Il panorama diviene sempre più ampio, sia verso il mare davanti a noi, sia sulle vallate che fiancheggiano la cresta su cui si snoda la Scala Santa, mentre sulla sinistra si notano i più alti degli innumerevoli tornanti della strada asfaltata che sale verso Monte Sant’Angelo. Alle nostre spalle le casette bianche e tutte uguali del borgo sembrano dadi gettati tra le rocce ripide del pendio. Una sosta tra i massi scolpiti dalla pioggia, affacciata verso il blu profondo del mare, è anche l’occasione per seguire nel cielo le lente spirali dei rapaci in caccia che volteggiano tra le rupi, mentre il rumore del traffico che corre sui tornanti lontani sembra svanire poco alla volta nel silenzio di questo paesaggio maestoso. 

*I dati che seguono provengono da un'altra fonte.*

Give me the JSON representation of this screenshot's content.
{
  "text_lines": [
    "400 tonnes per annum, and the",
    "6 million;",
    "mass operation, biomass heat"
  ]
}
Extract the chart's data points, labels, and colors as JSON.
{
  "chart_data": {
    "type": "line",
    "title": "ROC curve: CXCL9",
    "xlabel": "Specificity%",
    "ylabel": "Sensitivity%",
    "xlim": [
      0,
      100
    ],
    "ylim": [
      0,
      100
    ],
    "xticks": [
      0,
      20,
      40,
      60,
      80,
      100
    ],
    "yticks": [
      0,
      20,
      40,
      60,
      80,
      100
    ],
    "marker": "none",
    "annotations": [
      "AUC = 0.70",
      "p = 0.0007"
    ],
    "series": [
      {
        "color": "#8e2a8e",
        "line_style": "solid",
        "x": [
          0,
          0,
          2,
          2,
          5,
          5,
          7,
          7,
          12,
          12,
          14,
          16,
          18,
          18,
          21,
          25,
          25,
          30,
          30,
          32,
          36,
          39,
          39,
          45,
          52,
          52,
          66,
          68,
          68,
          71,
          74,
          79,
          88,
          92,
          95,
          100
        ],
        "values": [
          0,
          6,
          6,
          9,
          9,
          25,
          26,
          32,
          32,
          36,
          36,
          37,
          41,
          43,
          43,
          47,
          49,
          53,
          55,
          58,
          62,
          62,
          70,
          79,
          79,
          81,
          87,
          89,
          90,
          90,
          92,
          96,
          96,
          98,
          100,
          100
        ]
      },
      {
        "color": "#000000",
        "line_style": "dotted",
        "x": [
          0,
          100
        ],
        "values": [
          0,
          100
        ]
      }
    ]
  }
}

Tratti a mezza costa si alternano ad altri in cui si procede seguendo la cresta panoramica, ma l’antica via della devozione rimane costantemente ben visibile, e una staccionata di legno la protegge quasi sempre sul lato esposto verso valle. Le pendici di queste alture sono segnate da una ragnatela impressionante di muretti a secco e piccoli terrazzamenti che ricordano il lavoro secolare impiegato per strappare alle rocce del Gargano una miriade di piccoli appezzamenti coltivabili, dove crescono olivi contorti e alberi da frutto. Camminando lungo un tratto sul versante destro della cresta, s’incontra un bivio segnalato che scende verso il fondo della valle. Anche questo percorso alternativo conduce al piano, ma conviene camminare lungo la via più antica e panoramica, che prosegue diritto davanti a noi. 


Il tracciato della Scala Santa, anche se attrezzato e segnalato con cura in questi ultimi anni, in questo punto pianeggiante, diventa un terreno d’allevamento per mucche podoliche, pecore e capre che brucano l’erba rada che cresce tra le pietre. 




Lasciato questo tratto più aperto e quasi pianaggiante, una secca curva verso destra della mulattiera scolpita su uno strato roccioso porta a una sorpresa: per superare un impervio gradino, nella pietra calcarea è stato scavato a mano un piccolo e ripido canyon a forma di “S”. A questo punto, siamo arrivati alla località nota come Iazzo Ognisanti (a circa 410 m di quota), che deve il suo nome a una chiesa rupestre con due ingressi, ornata da una serie di affreschi che è difficile visitare, già che il luogo sacro è divenuto un fienile e una stalla (davvero un peccato…). Ci si può consolare osservando le immagini degli affreschi riprodotte su un cartello informativo che si trova nel punto più alto del piccolo canyon artificiale, scoprendo così le tante, piccole figure di beati che hanno dato il nome alla chiesa rupestre e alla località. 



Lasciata alla spalle la chiesa ipogea, il tracciato della Scala Santa continua a scendere a mezza costa, in un paesaggio arido in cui il panorama poco alla volta si restringe con l’abbissarsi della quota, fino a raggiungere una strada sterrata. Seguendone le curve ci si inoltra nella valle alla nostra destra con un tornante, per poi scendere ancora e toccare, dopo un tratto sul versante sinistro della vallata, la strada (via Scannamogliera) che in breve conduce alle case della frazione Macchia (circa 160 m), ai margini della piana costellata di olivi secolari, allungata in direzione del mare. Sulla provinciale, proprio davanti all’incrocio dal quale siamo arrivati, ferma la corriera che ci permetterà di risalire a Monte Sant’Angelo – oppure, nella direzione opposta, di raggiungere Manfredonia – mentre sulla sinistra, a poca distanza, un bar offre la possibilità di una sosta e di uno spuntino.